Search code examples
pythonarrayslistnumpytruthtable

Python numpy Quick Array Calculations to 2D Array (matrix)


I have a use case where I have a set of several thousand coordinates, and I want to vectorize them and turn them into distances. I want to do this in such a way that I end up with a 2D array, effectively a matrix, that is n x n, giving me the norm between the input points. I know that I'll have a pile of zeros along the diagonal, and that's fine. I want to process it as quickly as reasonably possible.

Currently my method is to take a numpy array of coordinates x,y,z is a row and the list is however many elements are loaded from a file, for instance 5000 rows.

I'm currently just looping through the list of coordinates as:

for i in range(n):
    for j in range(n):
        dist[i,j] = round(numpy.linalg.norm(coords[i] - coords[j]), 3)

dist is a numpy array setup with numpy.zeros((n,n)) where I've already got the n value, being the length of the coords list.

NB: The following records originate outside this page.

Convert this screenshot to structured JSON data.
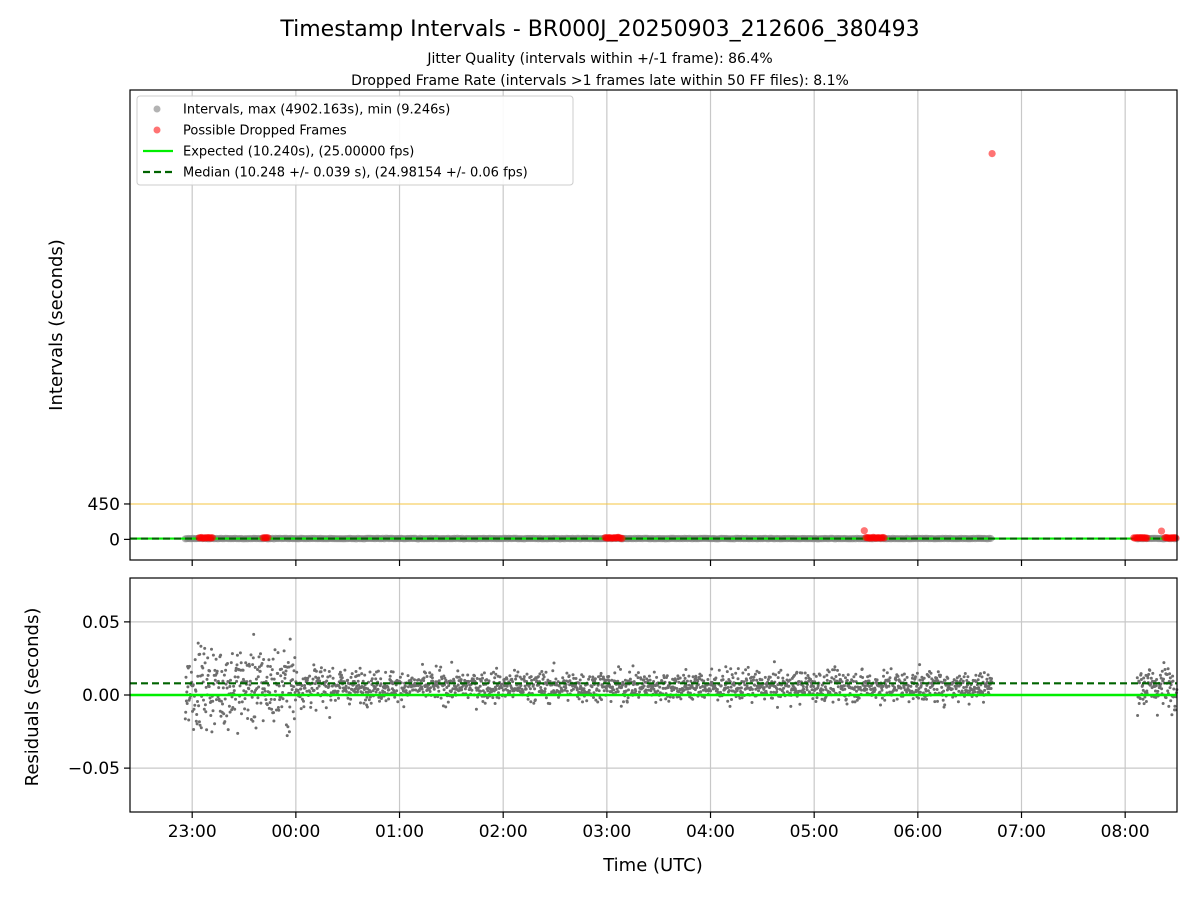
{
  "figure": {
    "title": "Timestamp Intervals - BR000J_20250903_212606_380493",
    "subtitle_1": "Jitter Quality (intervals within +/-1 frame): 86.4%",
    "subtitle_2": "Dropped Frame Rate (intervals >1 frames late within 50 FF files): 8.1%"
  },
  "colors": {
    "intervals": "#808080",
    "dropped": "#ff0000",
    "expected": "#00ee00",
    "median": "#006400",
    "threshold": "#f5c542",
    "grid": "#c8c8c8",
    "residuals": "#6e6e6e"
  },
  "chart_data": [
    {
      "type": "scatter",
      "panel": "top",
      "ylabel": "Intervals (seconds)",
      "xlim": [
        "22:24",
        "08:30"
      ],
      "ylim": [
        -262,
        5710
      ],
      "yticks": [
        0,
        450
      ],
      "xticks": [
        "23:00",
        "00:00",
        "01:00",
        "02:00",
        "03:00",
        "04:00",
        "05:00",
        "06:00",
        "07:00",
        "08:00"
      ],
      "grid_x": true,
      "legend": {
        "position": "top-left",
        "entries": [
          "Intervals, max (4902.163s), min (9.246s)",
          "Possible Dropped Frames",
          "Expected (10.240s), (25.00000 fps)",
          "Median (10.248 +/- 0.039 s), (24.98154 +/- 0.06 fps)"
        ]
      },
      "threshold_line": 450,
      "expected": 10.24,
      "median": 10.248,
      "interval_bands": [
        [
          "22:56",
          "06:43"
        ],
        [
          "08:07",
          "08:30"
        ]
      ],
      "dropped_clusters": [
        [
          "23:04",
          "23:12"
        ],
        [
          "23:41",
          "23:44"
        ],
        [
          "02:59",
          "03:09"
        ],
        [
          "05:30",
          "05:41"
        ],
        [
          "08:05",
          "08:13"
        ],
        [
          "08:23",
          "08:30"
        ]
      ],
      "outliers": [
        {
          "x": "06:43",
          "y": 4902.163
        },
        {
          "x": "05:29",
          "y": 110
        },
        {
          "x": "08:21",
          "y": 105
        }
      ]
    },
    {
      "type": "scatter",
      "panel": "bottom",
      "xlabel": "Time (UTC)",
      "ylabel": "Residuals (seconds)",
      "xlim": [
        "22:24",
        "08:30"
      ],
      "ylim": [
        -0.08,
        0.08
      ],
      "yticks": [
        "0.05",
        "0.00",
        "−0.05"
      ],
      "ytick_values": [
        0.05,
        0.0,
        -0.05
      ],
      "grid": true,
      "expected_residual": 0.0,
      "median_residual": 0.008,
      "data_ranges": [
        [
          "22:56",
          "06:43"
        ],
        [
          "08:07",
          "08:30"
        ]
      ]
    }
  ]
}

I know there must be a faster way to use numpy on this dataset, making coords an array of course, I am just not sure how to do this efficiently. Part of the reason I want to do this is I intend to use a truth table mask against this for data processing. Thanks!


Solution

  • So the solution is as easy as mentioned above, just import scipy, and use:

    distances = scipy.spatial.distance.cdist(coords, coords)
    

    The resulting array is the n by n array of the euclidean norms.